STEP 4: THE A-HA MOMENT
Then and only then, Young promises, everything will click in the fourth stage of the seemingly serendipitous a-ha! moment:
Out of nowhere the Idea will appear.
It will come to you when you are least expecting it — while shaving, or bathing, or most often when you are half awake in the morning. It may waken you in the middle of the night.
STEP 5: IDEA MEETS REALITY
Young calls the last stage “the cold, gray dawn of the morning after,” when your newborn idea has to face reality:
It requires a deal of patient working over to make most ideas fit the exact conditions, or the practical exigencies, under which they must work. And here is where many good ideas are lost. The idea man, like the inventor, is often not patient enough or practical enough to go through with this adapting part of the process. But it has to be done if you are to put ideas to work in a work-a-day world.

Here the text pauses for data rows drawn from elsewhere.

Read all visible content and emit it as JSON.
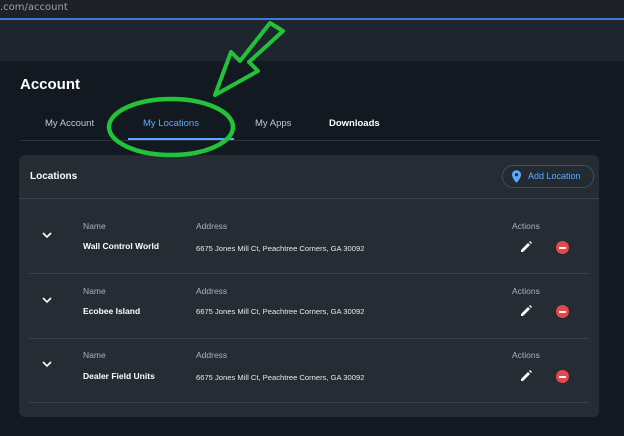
{
  "browser": {
    "url": ".com/account"
  },
  "page": {
    "title": "Account"
  },
  "tabs": [
    {
      "label": "My Account",
      "active": false
    },
    {
      "label": "My Locations",
      "active": true
    },
    {
      "label": "My Apps",
      "active": false
    },
    {
      "label": "Downloads",
      "active": false
    }
  ],
  "locations": {
    "title": "Locations",
    "add_label": "Add Location",
    "columns": {
      "name": "Name",
      "address": "Address",
      "actions": "Actions"
    },
    "rows": [
      {
        "name": "Wall Control World",
        "address": "6675 Jones Mill Ct, Peachtree Corners, GA 30092"
      },
      {
        "name": "Ecobee Island",
        "address": "6675 Jones Mill Ct, Peachtree Corners, GA 30092"
      },
      {
        "name": "Dealer Field Units",
        "address": "6675 Jones Mill Ct, Peachtree Corners, GA 30092"
      }
    ]
  },
  "colors": {
    "accent": "#5ea9ff",
    "annotation": "#22c33a",
    "delete": "#e4484a",
    "panel": "#262c33"
  },
  "icons": {
    "chevron": "chevron-down-icon",
    "pin": "location-pin-icon",
    "edit": "pencil-icon",
    "delete": "remove-circle-icon"
  }
}
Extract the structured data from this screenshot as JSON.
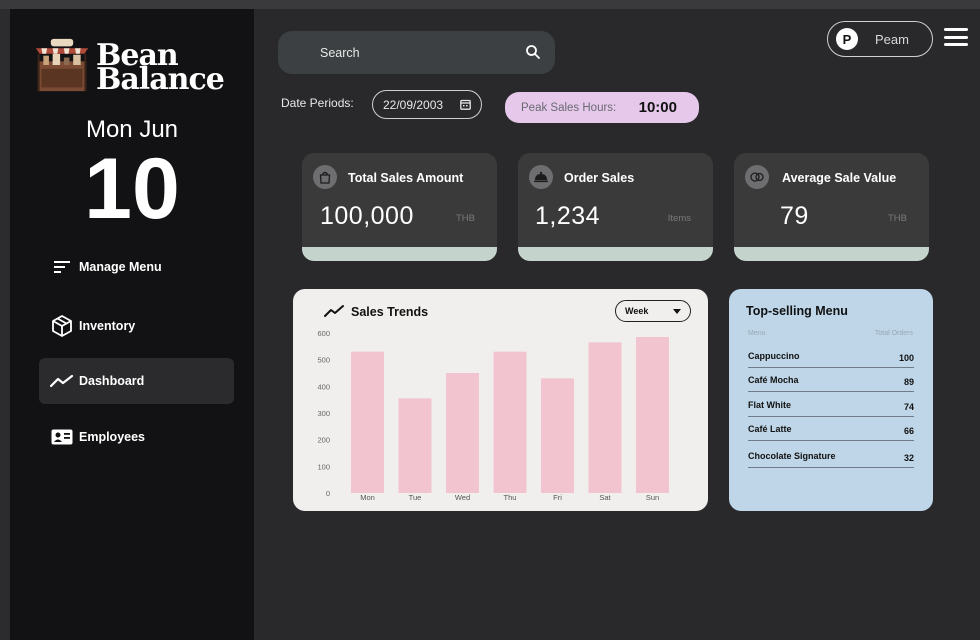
{
  "app": {
    "brand_line1": "Bean",
    "brand_line2": "Balance"
  },
  "date_display": {
    "month_line": "Mon Jun",
    "day": "10"
  },
  "sidebar": {
    "items": [
      {
        "label": "Manage Menu",
        "icon": "filter-lines-icon",
        "active": false
      },
      {
        "label": "Inventory",
        "icon": "box-icon",
        "active": false
      },
      {
        "label": "Dashboard",
        "icon": "trend-line-icon",
        "active": true
      },
      {
        "label": "Employees",
        "icon": "id-card-icon",
        "active": false
      }
    ]
  },
  "header": {
    "search_placeholder": "Search",
    "date_periods_label": "Date Periods:",
    "date_value": "22/09/2003",
    "peak_label": "Peak Sales Hours:",
    "peak_value": "10:00",
    "user_initial": "P",
    "user_name": "Peam"
  },
  "cards": [
    {
      "title": "Total Sales Amount",
      "value": "100,000",
      "unit": "THB",
      "icon": "bag-icon"
    },
    {
      "title": "Order Sales",
      "value": "1,234",
      "unit": "Items",
      "icon": "cloche-icon"
    },
    {
      "title": "Average Sale Value",
      "value": "79",
      "unit": "THB",
      "icon": "coins-icon"
    }
  ],
  "sales_trends": {
    "title": "Sales Trends",
    "period_select": "Week"
  },
  "chart_data": {
    "type": "bar",
    "title": "Sales Trends",
    "categories": [
      "Mon",
      "Tue",
      "Wed",
      "Thu",
      "Fri",
      "Sat",
      "Sun"
    ],
    "values": [
      530,
      355,
      450,
      530,
      430,
      565,
      585
    ],
    "ylim": [
      0,
      600
    ],
    "yticks": [
      0,
      100,
      200,
      300,
      400,
      500,
      600
    ],
    "grid": false,
    "color": "#f2c4cf"
  },
  "top_selling": {
    "title": "Top-selling Menu",
    "col_menu": "Menu",
    "col_orders": "Total Orders",
    "rows": [
      {
        "name": "Cappuccino",
        "orders": "100"
      },
      {
        "name": "Café Mocha",
        "orders": "89"
      },
      {
        "name": "Flat White",
        "orders": "74"
      },
      {
        "name": "Café Latte",
        "orders": "66"
      },
      {
        "name": "Chocolate Signature",
        "orders": "32"
      }
    ]
  },
  "colors": {
    "sidebar_bg": "#121214",
    "main_bg": "#29292b",
    "card_bg": "#3a3a3a",
    "card_strip": "#c4d3cc",
    "peak_bg": "#e5c8ea",
    "bar_color": "#f2c4cf",
    "top_selling_bg": "#bed6e8"
  }
}
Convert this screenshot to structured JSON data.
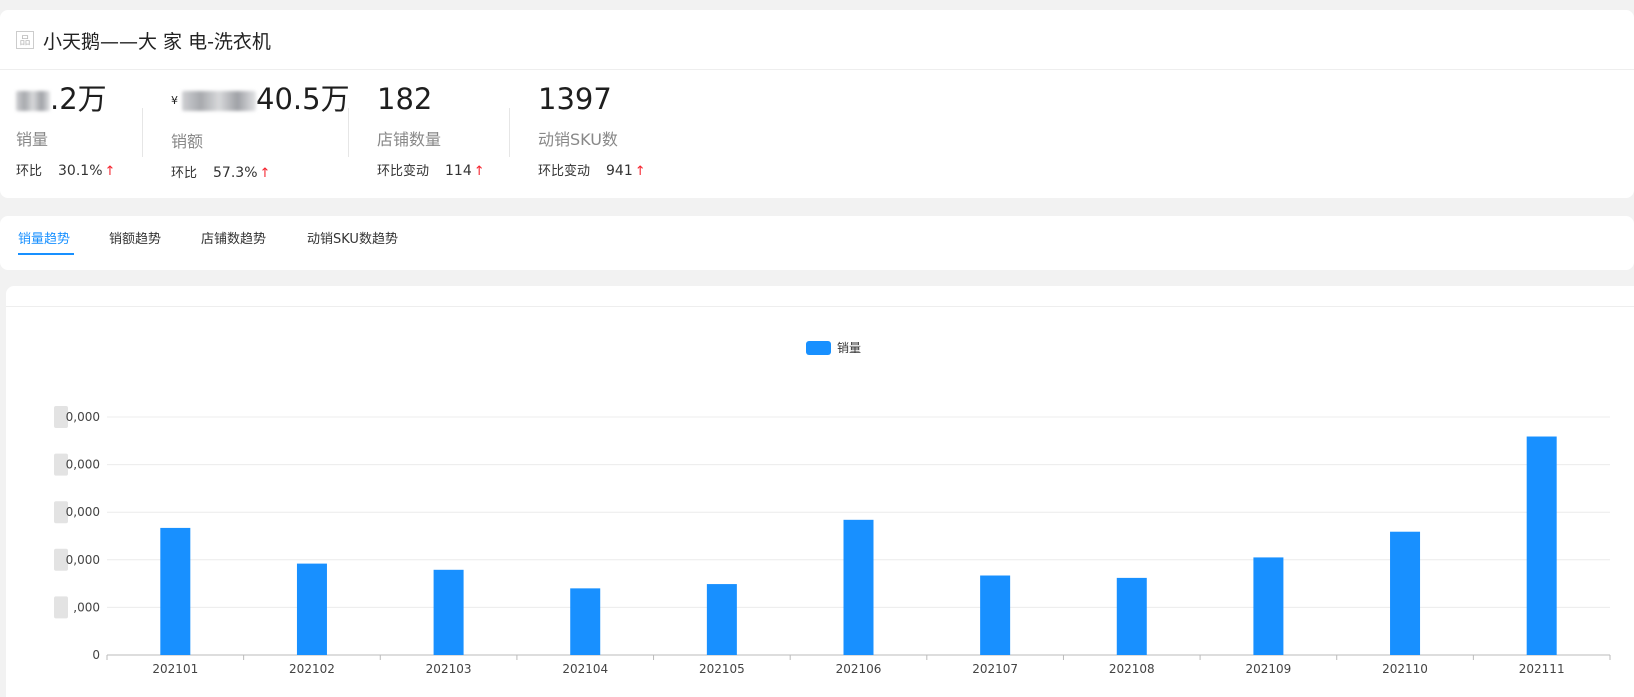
{
  "header": {
    "title": "小天鹅——大 家 电-洗衣机",
    "title_icon": "product-icon"
  },
  "metrics": [
    {
      "value_suffix": ".2万",
      "label": "销量",
      "change_label": "环比",
      "change_value": "30.1%",
      "trend": "up"
    },
    {
      "currency": "¥",
      "value_suffix": "40.5万",
      "label": "销额",
      "change_label": "环比",
      "change_value": "57.3%",
      "trend": "up"
    },
    {
      "value": "182",
      "label": "店铺数量",
      "change_label": "环比变动",
      "change_value": "114",
      "trend": "up"
    },
    {
      "value": "1397",
      "label": "动销SKU数",
      "change_label": "环比变动",
      "change_value": "941",
      "trend": "up"
    }
  ],
  "tabs": [
    {
      "label": "销量趋势",
      "active": true
    },
    {
      "label": "销额趋势",
      "active": false
    },
    {
      "label": "店铺数趋势",
      "active": false
    },
    {
      "label": "动销SKU数趋势",
      "active": false
    }
  ],
  "colors": {
    "accent": "#1890ff",
    "trend_up": "#f5222d"
  },
  "chart_data": {
    "type": "bar",
    "legend": [
      "销量"
    ],
    "legend_position": "top-center",
    "categories": [
      "202101",
      "202102",
      "202103",
      "202104",
      "202105",
      "202106",
      "202107",
      "202108",
      "202109",
      "202110",
      "202111"
    ],
    "series": [
      {
        "name": "销量",
        "color": "#1890ff",
        "values": [
          2.67,
          1.92,
          1.79,
          1.4,
          1.49,
          2.84,
          1.67,
          1.62,
          2.05,
          2.59,
          4.59
        ]
      }
    ],
    "y_tick_labels": [
      ",000",
      "0,000",
      "0,000",
      "0,000",
      "0,000",
      "0,000"
    ],
    "ylim": [
      0,
      5
    ],
    "grid": true
  }
}
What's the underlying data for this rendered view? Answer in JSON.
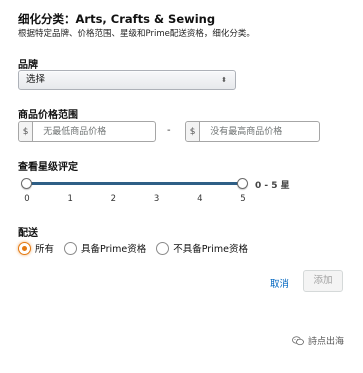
{
  "header": {
    "title": "细化分类：Arts, Crafts & Sewing",
    "subtitle": "根据特定品牌、价格范围、星级和Prime配送资格，细化分类。"
  },
  "brand": {
    "label": "品牌",
    "selected": "选择",
    "arrows": "⬍"
  },
  "price": {
    "label": "商品价格范围",
    "currency": "$",
    "min_placeholder": "无最低商品价格",
    "max_placeholder": "没有最高商品价格",
    "separator": "-"
  },
  "rating": {
    "label": "查看星级评定",
    "range_text": "0 - 5 星",
    "min": 0,
    "max": 5,
    "ticks": [
      "0",
      "1",
      "2",
      "3",
      "4",
      "5"
    ]
  },
  "delivery": {
    "label": "配送",
    "options": [
      {
        "label": "所有",
        "checked": true
      },
      {
        "label": "具备Prime资格",
        "checked": false
      },
      {
        "label": "不具备Prime资格",
        "checked": false
      }
    ]
  },
  "actions": {
    "cancel_label": "取消",
    "add_label": "添加"
  },
  "watermark": {
    "text": "詩点出海",
    "icon": "chat-bubble-icon"
  },
  "colors": {
    "accent": "#e47911",
    "slider": "#2f5f86",
    "link": "#0066c0"
  }
}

Do not make the mistake of holding your idea close to your chest at this stage. Submit it to the criticism of the judicious.
When you do, a surprising thing will happen. You will find that a good idea has, as it were, self-expanding qualities. It stimulates those who see it to add to it. Thus possibilities in it which you have overlooked will come to light.
* * *
Years later, upon reissuing A Technique for Producing Ideas, Young recounted the many letters he had gotten from “poets, painters, engineers, scientists, and even one writer of legal briefs” who had found his technique empowering and helpful. But what’s perhaps most interesting is the following note he made to the postscript of a reprint:
From my own further experience in advertising, government, and public affairs I find no essential points which I would modify in the idea-producing process. There is one, however, on which I would put greater emphasis. This is as to the store of general materials in the idea-producer’s reservoir.
[…]
I am convinced, however, that you gather this vicarious experience best, not when you are boning up on it for an immediate purpose, but when you are pursuing it as an end in itself.